October 15, 2021

The Queens County Citizen

Complete Canadian News World

The art dealer was fined 260 million euros

The art dealer was fined 260 million euros

The French court of causation on Wednesday overturned the release of the heirs of Wildstein art dealers, prosecuting several hundred million euros in tax evasion and ordering a new trial.

The Paris Court of Appeals affirmed on June 29, 2018, the first of the three heirs and their counsel to be pronounced excellently innocent. The Office of the General Prosecutor, which has taken heavy requests at trial, has appealed to the Supreme Court of France.

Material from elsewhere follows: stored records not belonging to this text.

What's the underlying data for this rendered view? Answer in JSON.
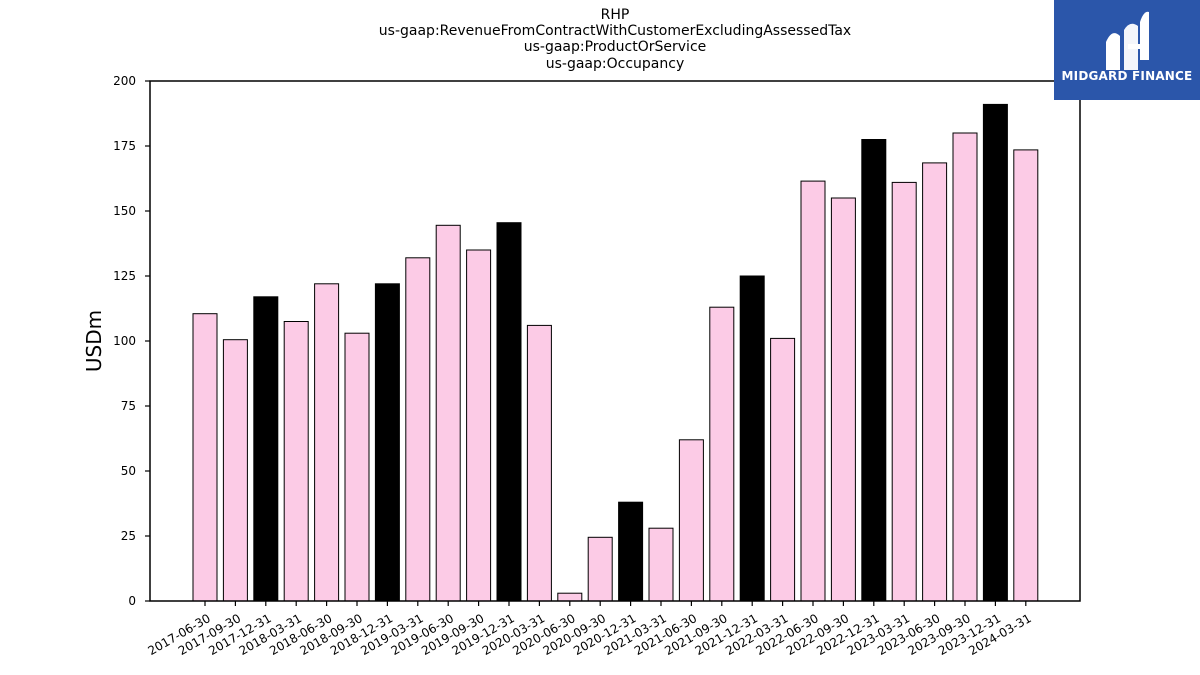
{
  "title_lines": [
    "RHP",
    "us-gaap:RevenueFromContractWithCustomerExcludingAssessedTax",
    "us-gaap:ProductOrService",
    "us-gaap:Occupancy"
  ],
  "logo": {
    "text": "MIDGARD FINANCE",
    "background": "#2b56aa",
    "icon": "midgard-logo-icon"
  },
  "chart_data": {
    "type": "bar",
    "title": "RHP\nus-gaap:RevenueFromContractWithCustomerExcludingAssessedTax\nus-gaap:ProductOrService\nus-gaap:Occupancy",
    "xlabel": "",
    "ylabel": "USDm",
    "ylim": [
      0,
      200
    ],
    "yticks": [
      0,
      25,
      50,
      75,
      100,
      125,
      150,
      175,
      200
    ],
    "grid": false,
    "colors": {
      "quarter": "#fccbe6",
      "year_end": "#000000",
      "edge": "#000000"
    },
    "categories": [
      "2017-06-30",
      "2017-09-30",
      "2017-12-31",
      "2018-03-31",
      "2018-06-30",
      "2018-09-30",
      "2018-12-31",
      "2019-03-31",
      "2019-06-30",
      "2019-09-30",
      "2019-12-31",
      "2020-03-31",
      "2020-06-30",
      "2020-09-30",
      "2020-12-31",
      "2021-03-31",
      "2021-06-30",
      "2021-09-30",
      "2021-12-31",
      "2022-03-31",
      "2022-06-30",
      "2022-09-30",
      "2022-12-31",
      "2023-03-31",
      "2023-06-30",
      "2023-09-30",
      "2023-12-31",
      "2024-03-31"
    ],
    "values": [
      110.5,
      100.5,
      117,
      107.5,
      122,
      103,
      122,
      132,
      144.5,
      135,
      145.5,
      106,
      3,
      24.5,
      38,
      28,
      62,
      113,
      125,
      101,
      161.5,
      155,
      177.5,
      161,
      168.5,
      180,
      191,
      173.5
    ]
  }
}
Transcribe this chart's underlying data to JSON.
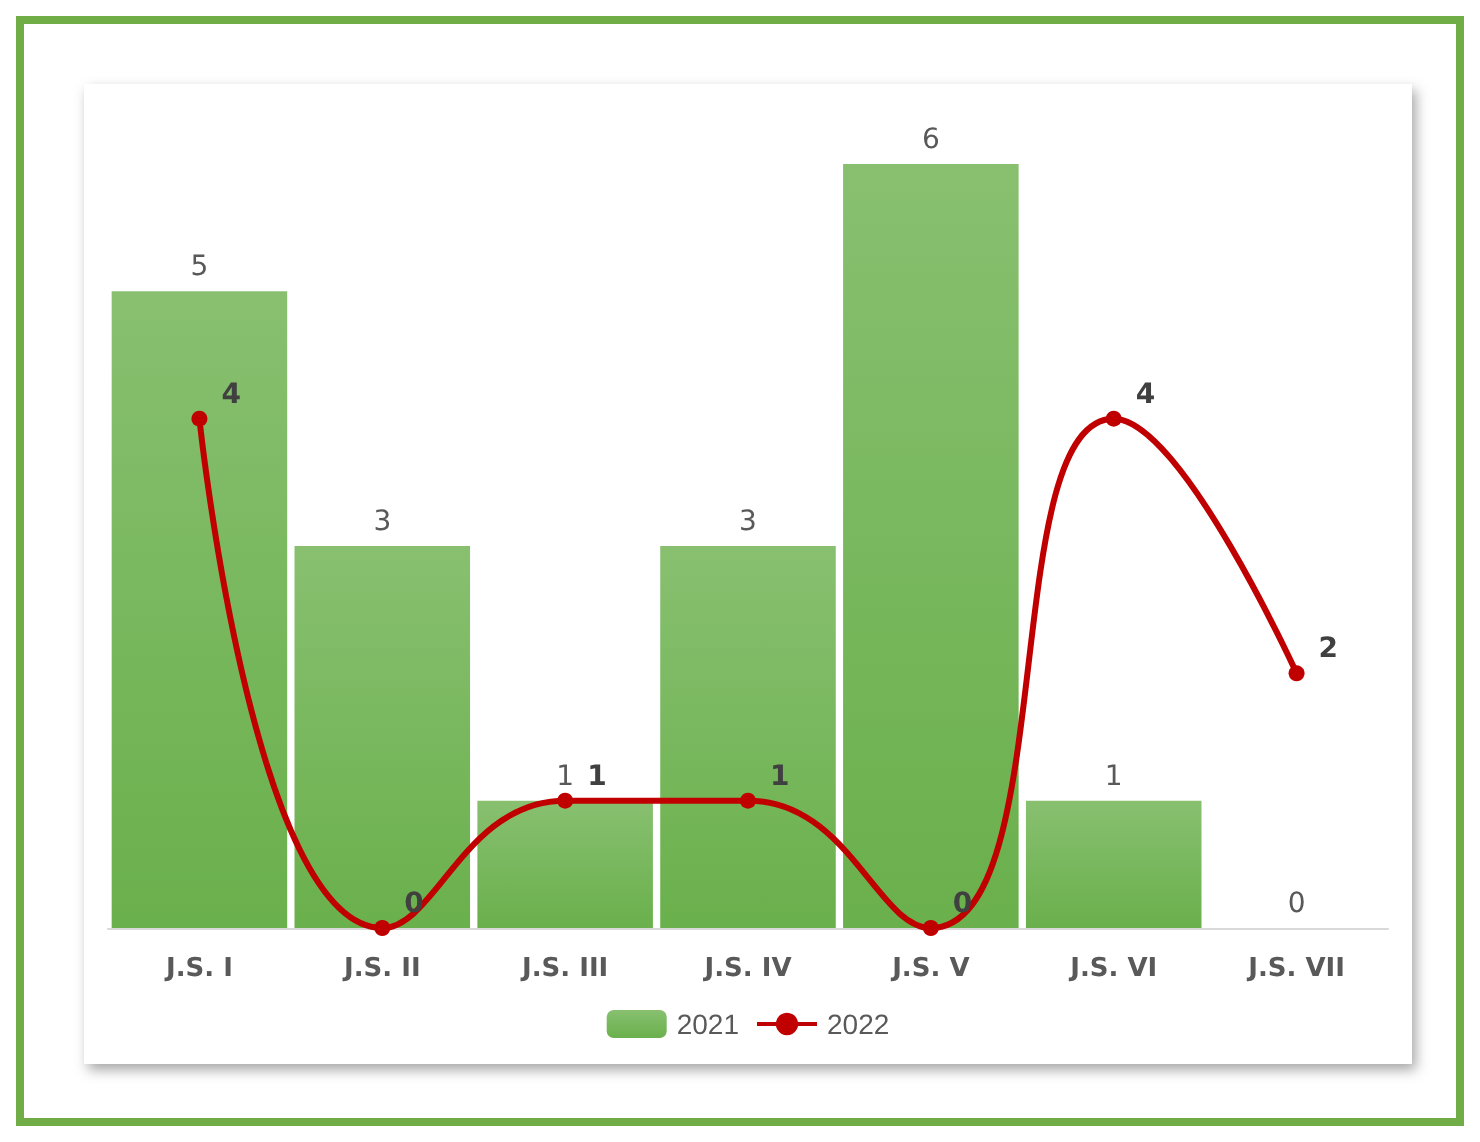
{
  "chart_data": {
    "type": "bar",
    "categories": [
      "J.S. I",
      "J.S. II",
      "J.S. III",
      "J.S. IV",
      "J.S. V",
      "J.S. VI",
      "J.S. VII"
    ],
    "series": [
      {
        "name": "2021",
        "color": "#6ab04c",
        "values": [
          5,
          3,
          1,
          3,
          6,
          1,
          0
        ]
      },
      {
        "name": "2022",
        "type": "line",
        "color": "#c00000",
        "values": [
          4,
          0,
          1,
          1,
          0,
          4,
          2
        ]
      }
    ],
    "data_labels": true,
    "legend": "bottom",
    "marker": "circle",
    "line_style": "solid"
  }
}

The court found in his judgment a prescription for the crime of tax evasion against Guy Wildenstein and felt that there were no physical factors to convict his nephew, Alec Jr.. His ex-sister Lyoba Stoupakova, two lawyers, a notary and two managers of “trusts” were also released.

The decision was seen as a setback for the General Prosecutor’s Office, who were sentenced to four years in prison, two of whom were suspended and fined 250 250 million by Guy Wildenstein, who was presented as head of the clan allegedly “known”. Billions have been hidden from tax authorities over the years.

On Wednesday, the Supreme Court overturned the appellate decision and referred the case to the Paris Court of Appeal for a third hearing.

Guy Wildenstein’s lawyer, Herve Temim, told the AFP to “observe” the decision, and we felt that the ruling “allowed Wildstein to be re-released before a court of law.” Appeals with great determination ”.

When Patriarch Daniel and his eldest son Alec died in 2001 and 2008, Wildstein was accused of hiding most of their wealth, some of which was revealed during violent inheritance disputes.

READ  Investigation: Working on Amazon‌ is very difficult on the body

Ownership of their property – artifacts, racehorses, luxurious Kenyan ranches and prestigious buildings – has gone on the web of “trusts” for three generations, with these Anglo-Saxon trust companies in the Bahamas or Guernsey prosecuting them for acting as “vectors of tax evasion”.

At the end of 2014, French tax authorities sent over half a billion euros in recovery to the heirs. A parallel civil lawsuit is still pending on the matter.